La notizia risale al periodo anteriore alla pausa estiva: a Bologna la polizia postale, la famosa “Escopost”, ha posto sotto sequestro, su delega del Procuratore della Repubblica presso la Pretura di Vicenza, Dr. Paolo Pecori, un intero server web gestito dalla Ds Logics srl, provider Internet del luogo. Infatti, in uno dei siti web ospitati dal server, precisamente quello facente capo all’associazione “Isole nella rete” (www.ecn.org), era stata lanciata una campagna contro una agenzia di viaggi, la Turban Italia srl, “colpevole”, secondo i gestori del sito, di promuovere e agevolare la repressione contro gli oppositori dell’attuale regime turco. Non solo, ma nel sito si invitava addirittura a boicottare, per tali motivi, il turismo in Turchia, non aderendo ad alcuna delle proposte di viaggio della Turban. A fronte di ciò, l’agenzia di viaggi ha presentato querela, per diffamazione, a seguito della quale la Procura ha disposto il sequestro.
Il problema è che il sequestro ha comportato l’asporto dell’intero server web della Ds Logics srl. Su tale macchina era ospitato non solo il sito di “Isole nella rete” ma anche svariati altri siti, gestiti da altri soggetti tra cui associazioni, centri sociali, radio autogestite (come ad esempio Lila, Telefono Viola, radio Sherwood, 99 Posse). Per questo, coloro che si sono sentiti ingiustamente colpiti per qualcosa che non avevano fatto hanno subito vivacemente protestato contro il sequestro.
Ma cosa dice la legge in materia?
In realtà, non esistono prescrizioni così specifiche come si vorrebbe. Un provvedimento come quello che ha colpito Ds Logics srl è ovviamente diretto ad evitare che il prospettato reato di diffamazione continui ad essere reiterato (sequestro preventivo), tuttavia sicuramente ci sarebbe stato il modo di attuarlo in maniera più rispettosa dei diritti dei terzi, che con la commissione del supposto reato non hanno avuto nulla a che fare. Tali terzi hanno ora sicuramente diritto, pertanto, di presentare una istanza di dissequestro agli organi competenti. Inoltre, gli stessi diritti di “Isole nella rete” avrebbero potuto esser trattati con maggior riguardo, se solo si fosse rimossa la sola pagina “incriminata” lasciando il sito libero di poter operare per il rimanente. Anche “Isole nella rete”, pertanto, può presentare istanza di rilascio del server, dimostrando all’uopo di aver rimosso la pagina contenente il messaggio “incriminato”.

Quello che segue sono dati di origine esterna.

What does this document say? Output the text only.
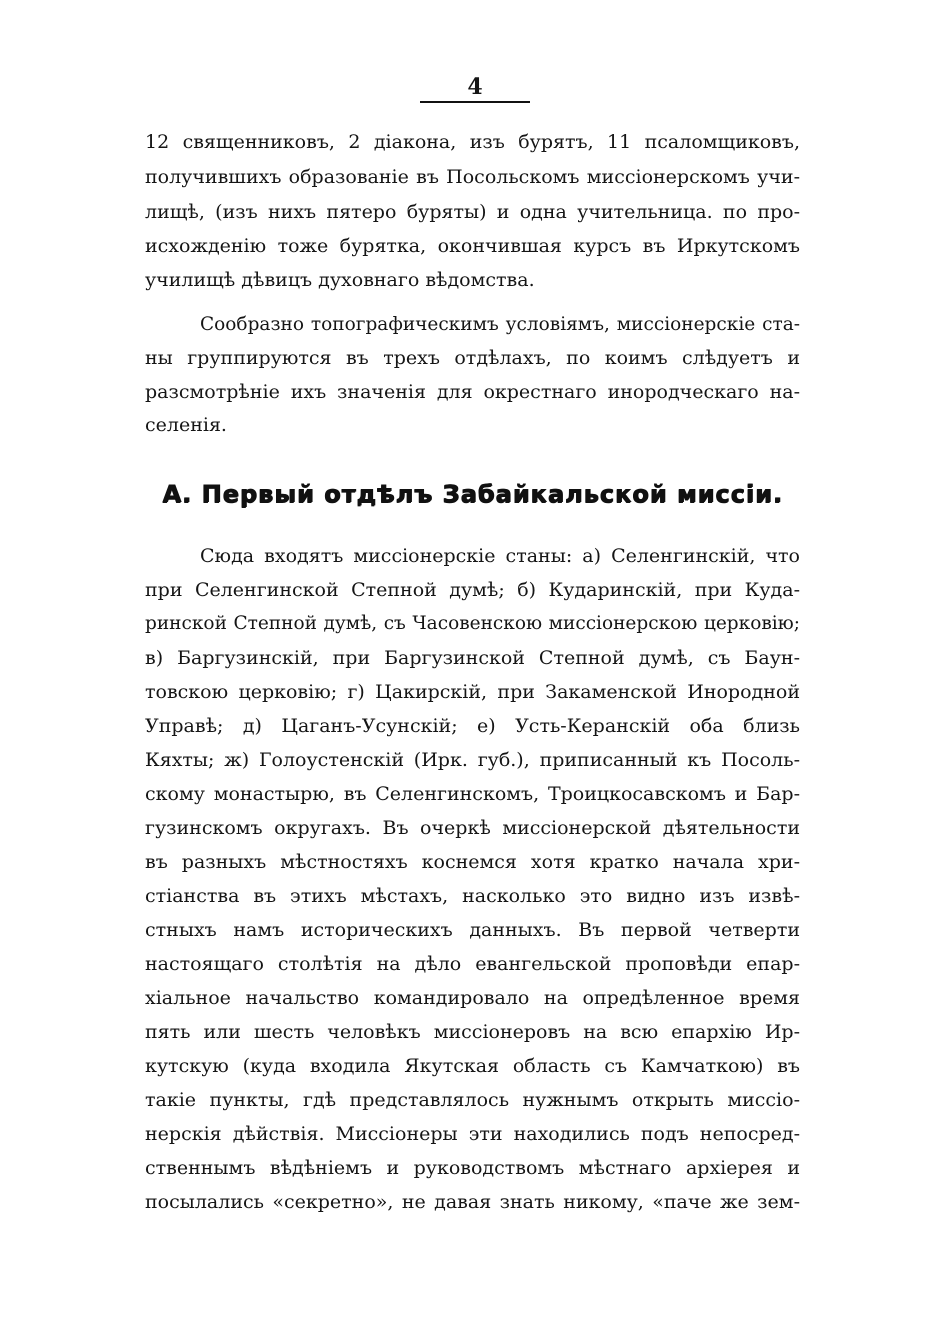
4
12 священниковъ, 2 діакона, изъ бурятъ, 11 псаломщиковъ,
получившихъ образованіе въ Посольскомъ миссіонерскомъ учи-
лищѣ, (изъ нихъ пятеро буряты) и одна учительница. по про-
исхожденію тоже бурятка, окончившая курсъ въ Иркутскомъ
училищѣ дѣвицъ духовнаго вѣдомства.
Сообразно топографическимъ условіямъ, миссіонерскіе ста-
ны группируются въ трехъ отдѣлахъ, по коимъ слѣдуетъ и
разсмотрѣніе ихъ значенія для окрестнаго инородческаго на-
селенія.
А. Первый отдѣлъ Забайкальской миссіи.
Сюда входятъ миссіонерскіе станы: а) Селенгинскій, что
при Селенгинской Степной думѣ; б) Кударинскій, при Куда-
ринской Степной думѣ, съ Часовенскою миссіонерскою церковію;
в) Баргузинскій, при Баргузинской Степной думѣ, съ Баун-
товскою церковію; г) Цакирскій, при Закаменской Инородной
Управѣ; д) Цаганъ-Усунскій; е) Усть-Керанскій оба близь
Кяхты; ж) Голоустенскій (Ирк. губ.), приписанный къ Посоль-
скому монастырю, въ Селенгинскомъ, Троицкосавскомъ и Бар-
гузинскомъ округахъ. Въ очеркѣ миссіонерской дѣятельности
въ разныхъ мѣстностяхъ коснемся хотя кратко начала хри-
стіанства въ этихъ мѣстахъ, насколько это видно изъ извѣ-
стныхъ намъ историческихъ данныхъ. Въ первой четверти
настоящаго столѣтія на дѣло евангельской проповѣди епар-
хіальное начальство командировало на опредѣленное время
пять или шесть человѣкъ миссіонеровъ на всю епархію Ир-
кутскую (куда входила Якутская область съ Камчаткою) въ
такіе пункты, гдѣ представлялось нужнымъ открыть миссіо-
нерскія дѣйствія. Миссіонеры эти находились подъ непосред-
ственнымъ вѣдѣніемъ и руководствомъ мѣстнаго архіерея и
посылались «секретно», не давая знать никому, «паче же зем-
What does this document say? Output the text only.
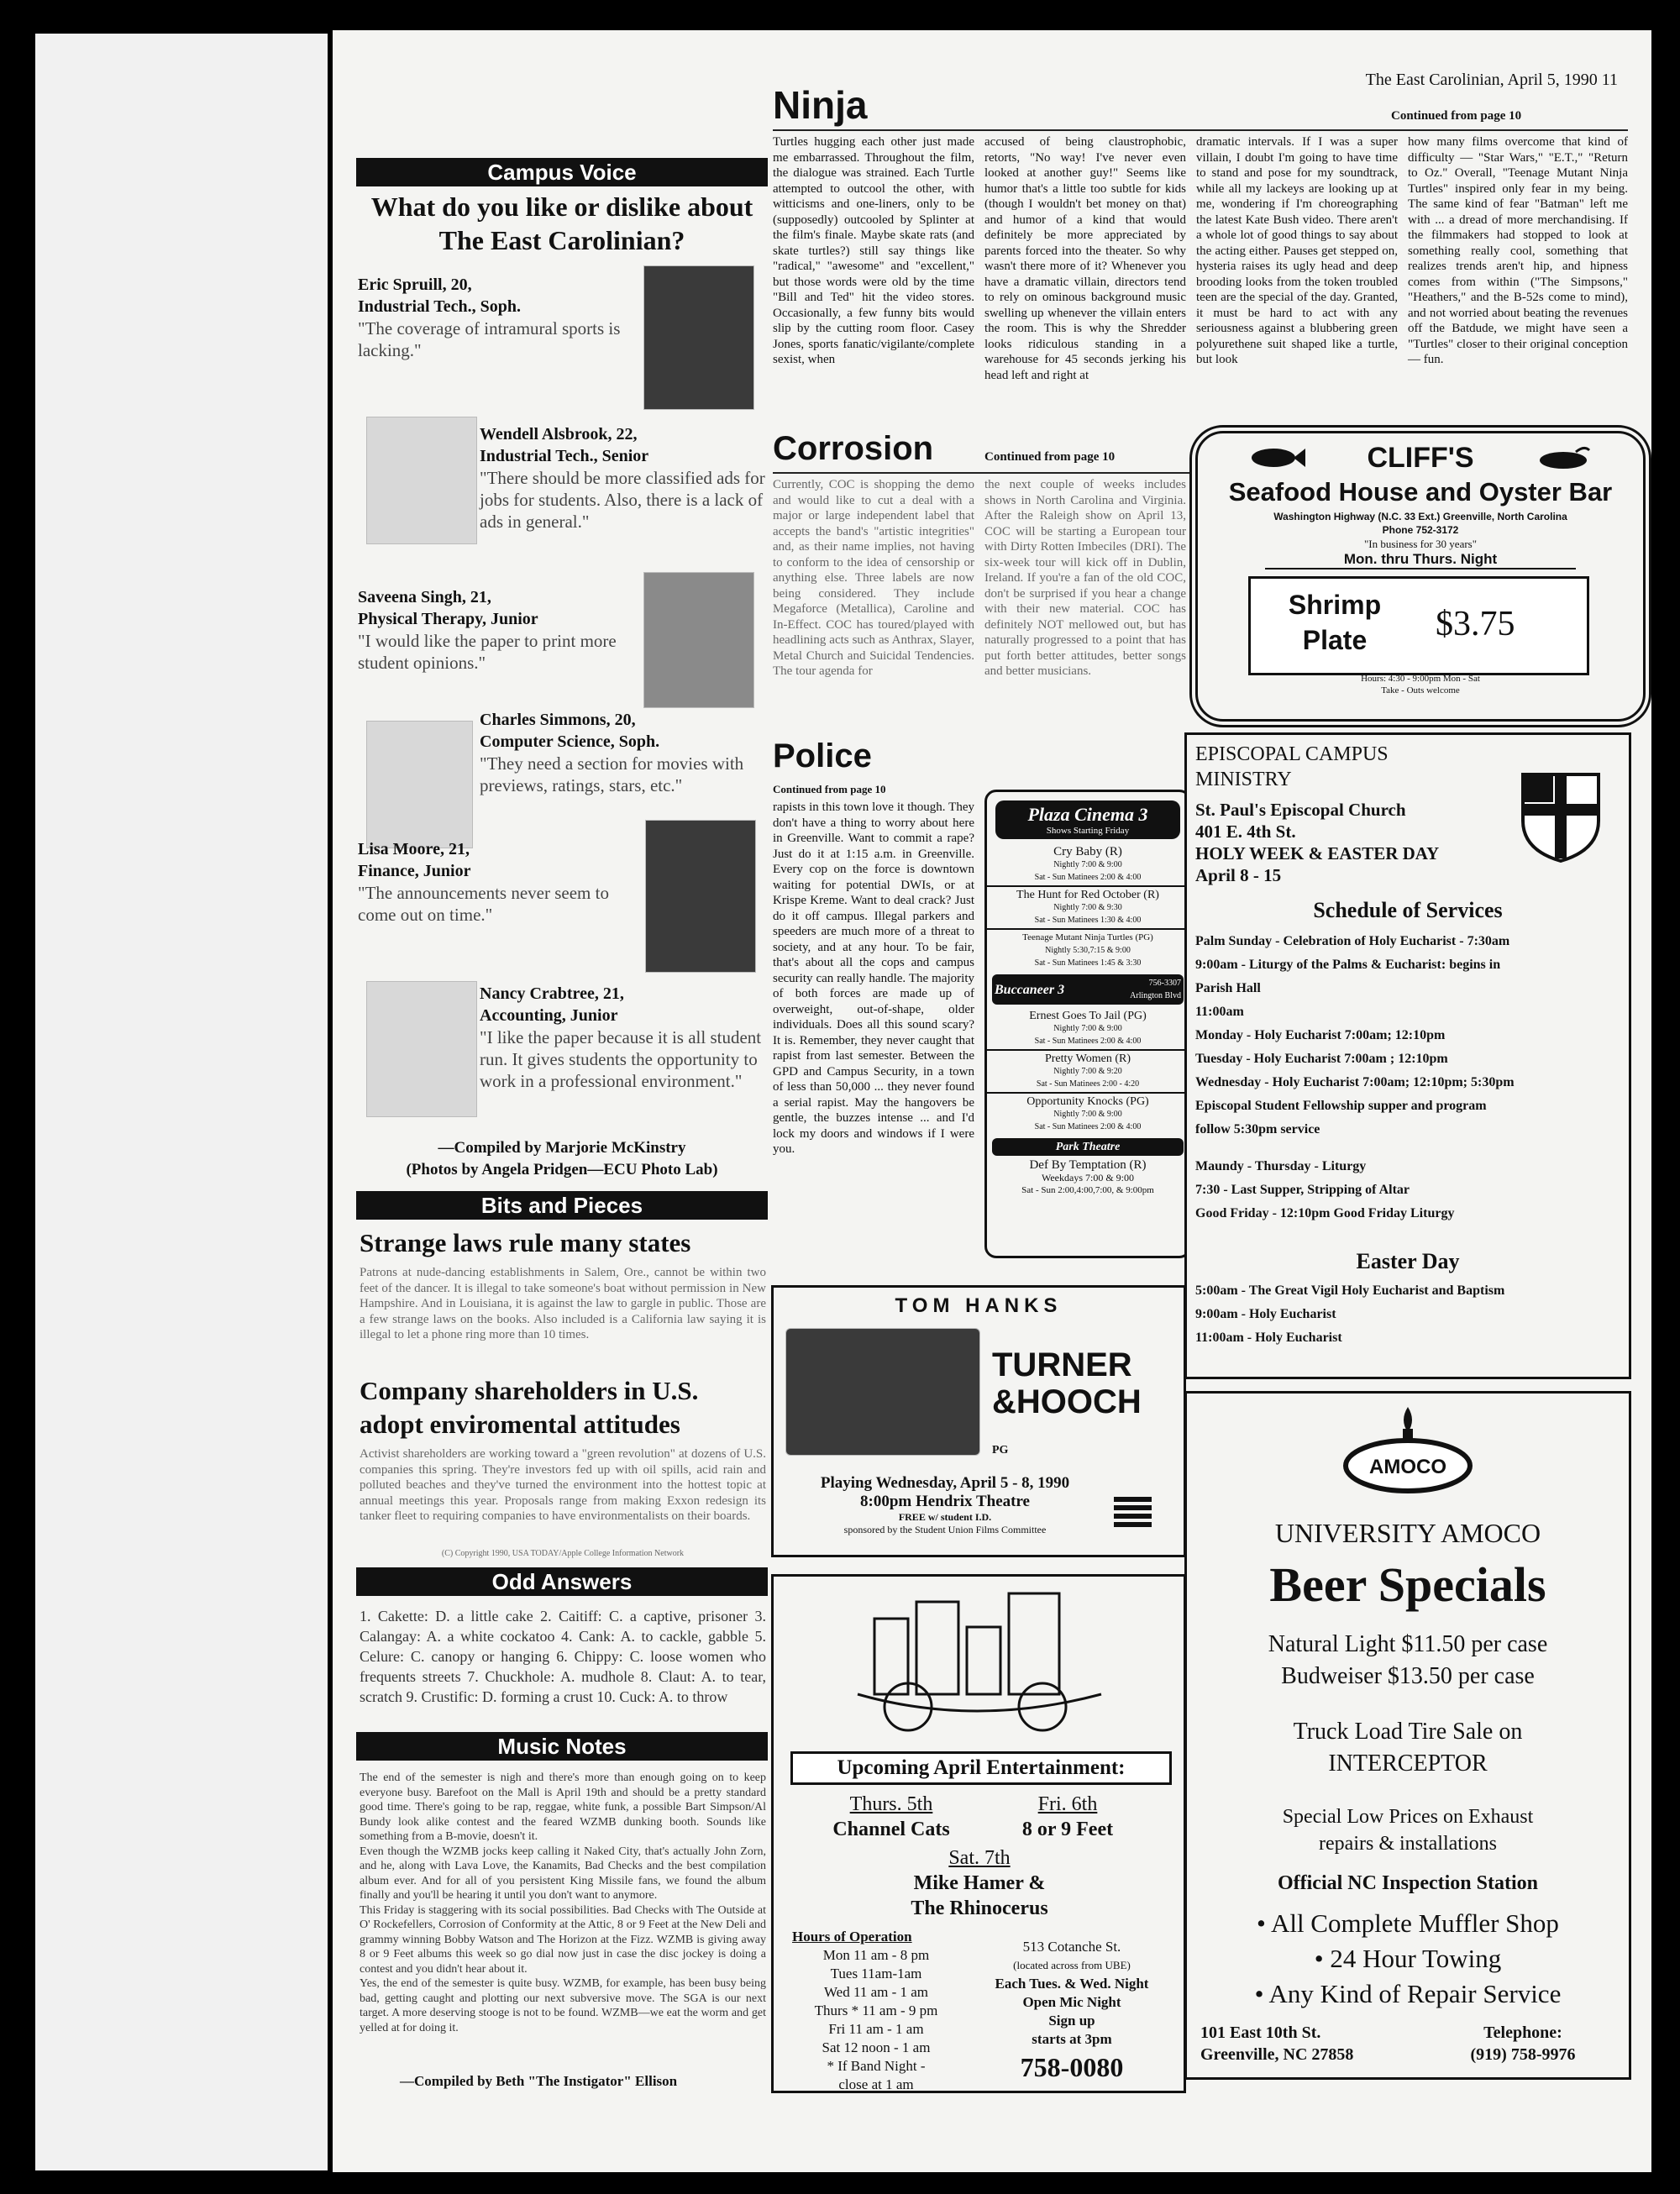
The East Carolinian, April 5, 1990 11
Campus Voice
What do you like or dislike about The East Carolinian?
Eric Spruill, 20,
Industrial Tech., Soph.
"The coverage of intramural sports is lacking."
Wendell Alsbrook, 22,
Industrial Tech., Senior
"There should be more classified ads for jobs for students. Also, there is a lack of ads in general."
Saveena Singh, 21,
Physical Therapy, Junior
"I would like the paper to print more student opinions."
Charles Simmons, 20,
Computer Science, Soph.
"They need a section for movies with previews, ratings, stars, etc."
Lisa Moore, 21,
Finance, Junior
"The announcements never seem to come out on time."
Nancy Crabtree, 21,
Accounting, Junior
"I like the paper because it is all student run. It gives students the opportunity to work in a professional environment."
—Compiled by Marjorie McKinstry
(Photos by Angela Pridgen—ECU Photo Lab)
Bits and Pieces
Strange laws rule many states
Patrons at nude-dancing establishments in Salem, Ore., cannot be within two feet of the dancer. It is illegal to take someone's boat without permission in New Hampshire. And in Louisiana, it is against the law to gargle in public. Those are a few strange laws on the books. Also included is a California law saying it is illegal to let a phone ring more than 10 times.
Company shareholders in U.S.
adopt enviromental attitudes
Activist shareholders are working toward a "green revolution" at dozens of U.S. companies this spring. They're investors fed up with oil spills, acid rain and polluted beaches and they've turned the environment into the hottest topic at annual meetings this year. Proposals range from making Exxon redesign its tanker fleet to requiring companies to have environmentalists on their boards.
(C) Copyright 1990, USA TODAY/Apple College Information Network
Odd Answers
1. Cakette: D. a little cake 2. Caitiff: C. a captive, prisoner 3. Calangay: A. a white cockatoo 4. Cank: A. to cackle, gabble 5. Celure: C. canopy or hanging 6. Chippy: C. loose women who frequents streets 7. Chuckhole: A. mudhole 8. Claut: A. to tear, scratch 9. Crustific: D. forming a crust 10. Cuck: A. to throw
Music Notes
The end of the semester is nigh and there's more than enough going on to keep everyone busy. Barefoot on the Mall is April 19th and should be a pretty standard good time. There's going to be rap, reggae, white funk, a possible Bart Simpson/Al Bundy look alike contest and the feared WZMB dunking booth. Sounds like something from a B-movie, doesn't it.
Even though the WZMB jocks keep calling it Naked City, that's actually John Zorn, and he, along with Lava Love, the Kanamits, Bad Checks and the best compilation album ever. And for all of you persistent King Missile fans, we found the album finally and you'll be hearing it until you don't want to anymore.
This Friday is staggering with its social possibilities. Bad Checks with The Outside at O' Rockefellers, Corrosion of Conformity at the Attic, 8 or 9 Feet at the New Deli and grammy winning Bobby Watson and The Horizon at the Fizz. WZMB is giving away 8 or 9 Feet albums this week so go dial now just in case the disc jockey is doing a contest and you didn't hear about it.
Yes, the end of the semester is quite busy. WZMB, for example, has been busy being bad, getting caught and plotting our next subversive move. The SGA is our next target. A more deserving stooge is not to be found. WZMB—we eat the worm and get yelled at for doing it.
—Compiled by Beth "The Instigator" Ellison
Ninja	Continued from page 10
Turtles hugging each other just made me embarrassed. Throughout the film, the dialogue was strained. Each Turtle attempted to outcool the other, with witticisms and one-liners, only to be (supposedly) outcooled by Splinter at the film's finale. Maybe skate rats (and skate turtles?) still say things like "radical," "awesome" and "excellent," but those words were old by the time "Bill and Ted" hit the video stores. Occasionally, a few funny bits would slip by the cutting room floor. Casey Jones, sports fanatic/vigilante/complete sexist, when
accused of being claustrophobic, retorts, "No way! I've never even looked at another guy!" Seems like humor that's a little too subtle for kids (though I wouldn't bet money on that) and humor of a kind that would definitely be more appreciated by parents forced into the theater. So why wasn't there more of it? Whenever you have a dramatic villain, directors tend to rely on ominous background music swelling up whenever the villain enters the room. This is why the Shredder looks ridiculous standing in a warehouse for 45 seconds jerking his head left and right at
dramatic intervals. If I was a super villain, I doubt I'm going to have time to stand and pose for my soundtrack, while all my lackeys are looking up at me, wondering if I'm choreographing the latest Kate Bush video. There aren't a whole lot of good things to say about the acting either. Pauses get stepped on, hysteria raises its ugly head and deep brooding looks from the token troubled teen are the special of the day. Granted, it must be hard to act with any seriousness against a blubbering green polyurethene suit shaped like a turtle, but look
how many films overcome that kind of difficulty — "Star Wars," "E.T.," "Return to Oz." Overall, "Teenage Mutant Ninja Turtles" inspired only fear in my being. The same kind of fear "Batman" left me with ... a dread of more merchandising. If the filmmakers had stopped to look at something really cool, something that realizes trends aren't hip, and hipness comes from within ("The Simpsons," "Heathers," and the B-52s come to mind), and not worried about beating the revenues off the Batdude, we might have seen a "Turtles" closer to their original conception — fun.
Corrosion	Continued from page 10
Currently, COC is shopping the demo and would like to cut a deal with a major or large independent label that accepts the band's "artistic integrities" and, as their name implies, not having to conform to the idea of censorship or anything else. Three labels are now being considered. They include Megaforce (Metallica), Caroline and In-Effect. COC has toured/played with headlining acts such as Anthrax, Slayer, Metal Church and Suicidal Tendencies. The tour agenda for
the next couple of weeks includes shows in North Carolina and Virginia. After the Raleigh show on April 13, COC will be starting a European tour with Dirty Rotten Imbeciles (DRI). The six-week tour will kick off in Dublin, Ireland. If you're a fan of the old COC, don't be surprised if you hear a change with their new material. COC has definitely NOT mellowed out, but has naturally progressed to a point that has put forth better attitudes, better songs and better musicians.
Police
Continued from page 10
rapists in this town love it though. They don't have a thing to worry about here in Greenville. Want to commit a rape? Just do it at 1:15 a.m. in Greenville. Every cop on the force is downtown waiting for potential DWIs, or at Krispe Kreme. Want to deal crack? Just do it off campus. Illegal parkers and speeders are much more of a threat to society, and at any hour. To be fair, that's about all the cops and campus security can really handle. The majority of both forces are made up of overweight, out-of-shape, older individuals. Does all this sound scary? It is. Remember, they never caught that rapist from last semester. Between the GPD and Campus Security, in a town of less than 50,000 ... they never found a serial rapist. May the hangovers be gentle, the buzzes intense ... and I'd lock my doors and windows if I were you.
Plaza Cinema 3
Shows Starting Friday
Cry Baby (R)
Nightly 7:00 & 9:00
Sat - Sun Matinees 2:00 & 4:00
The Hunt for Red October (R)
Nightly 7:00 & 9:30
Sat - Sun Matinees 1:30 & 4:00
Teenage Mutant Ninja Turtles (PG)
Nightly 5:30,7:15 & 9:00
Sat - Sun Matinees 1:45 & 3:30
Buccaneer 3	756-3307
Arlington Blvd
Ernest Goes To Jail (PG)
Nightly 7:00 & 9:00
Sat - Sun Matinees 2:00 & 4:00
Pretty Women (R)
Nightly 7:00 & 9:20
Sat - Sun Matinees 2:00 - 4:20
Opportunity Knocks (PG)
Nightly 7:00 & 9:00
Sat - Sun Matinees 2:00 & 4:00
Park Theatre
Def By Temptation (R)
Weekdays 7:00 & 9:00
Sat - Sun 2:00,4:00,7:00, & 9:00pm
TOM HANKS
TURNER
&HOOCH
PG
Playing Wednesday, April 5 - 8, 1990
8:00pm Hendrix Theatre
FREE w/ student I.D.
sponsored by the Student Union Films Committee
Upcoming April Entertainment:
Thurs. 5th
Channel Cats
Fri. 6th
8 or 9 Feet
Sat. 7th
Mike Hamer &
The Rhinocerus
Hours of Operation
Mon 11 am - 8 pm
Tues 11am-1am
Wed 11 am - 1 am
Thurs * 11 am - 9 pm
Fri 11 am - 1 am
Sat 12 noon - 1 am
* If Band Night -
close at 1 am
513 Cotanche St.
(located across from UBE)
Each Tues. & Wed. Night
Open Mic Night
Sign up
starts at 3pm
758-0080
CLIFF'S
Seafood House and Oyster Bar
Washington Highway (N.C. 33 Ext.) Greenville, North Carolina
Phone 752-3172
"In business for 30 years"
Mon. thru Thurs. Night
Shrimp
Plate	$3.75
Hours: 4:30 - 9:00pm Mon - Sat
Take - Outs welcome
EPISCOPAL CAMPUS
MINISTRY
St. Paul's Episcopal Church
401 E. 4th St.
HOLY WEEK & EASTER DAY
April 8 - 15
Schedule of Services
Palm Sunday - Celebration of Holy Eucharist - 7:30am
9:00am - Liturgy of the Palms & Eucharist: begins in
Parish Hall
11:00am
Monday - Holy Eucharist 7:00am; 12:10pm
Tuesday - Holy Eucharist 7:00am ; 12:10pm
Wednesday - Holy Eucharist 7:00am; 12:10pm; 5:30pm
Episcopal Student Fellowship supper and program
follow 5:30pm service
Maundy - Thursday - Liturgy
7:30 - Last Supper, Stripping of Altar
Good Friday - 12:10pm Good Friday Liturgy
Easter Day
5:00am - The Great Vigil Holy Eucharist and Baptism
9:00am - Holy Eucharist
11:00am - Holy Eucharist
AMOCO
UNIVERSITY AMOCO
Beer Specials
Natural Light $11.50 per case
Budweiser $13.50 per case
Truck Load Tire Sale on
INTERCEPTOR
Special Low Prices on Exhaust
repairs & installations
Official NC Inspection Station
• All Complete Muffler Shop
• 24 Hour Towing
• Any Kind of Repair Service
101 East 10th St.
Greenville, NC 27858
Telephone:
(919) 758-9976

Il fatto è che la determinazione delle modalità di esecuzione di provvedimenti come questo sono nella realtà quasi sempre lasciate ai singoli ufficiali di Polizia Giudiziaria che dai Pubblici Ministeri sono incaricati appunto di portarli a compimento. Il problema, peraltro, non è nuovo; ci sono vari precedenti a cui si può pensare: si può richiamare, ad esempio, il classico caso dei sequestri operati in base alle disposizioni penali che puniscono la copia del software commerciale: in alcuni casi, gli ufficiali di Polizia che eseguivano la perquisizione sequestravano l’intero computer, o l’intero disco fisso, lasciando il destinatario del provvedimento privo della possibilità di usare anche quei programmi che legittimamente deteneva e, soprattutto, i suoi archivi di dati, che, come tali, sono peraltro protetti da varie disposizioni in materia di tutela della corrispondenza e della privacy; in altri casi, più felici, gli ufficiali procedenti, si limitavano ad effettuare una copia di backup dell’hard disk, a cancellare dal disco dell’utente le copie illegittime, lasciandogli però il computer integro e capace di funzionare:. Con la copia di backup, certificata come conforme all’originale, il procedimento penale poteva andare avanti ugualmente, ma senza danneggiare oltre il dovuto l’investigato.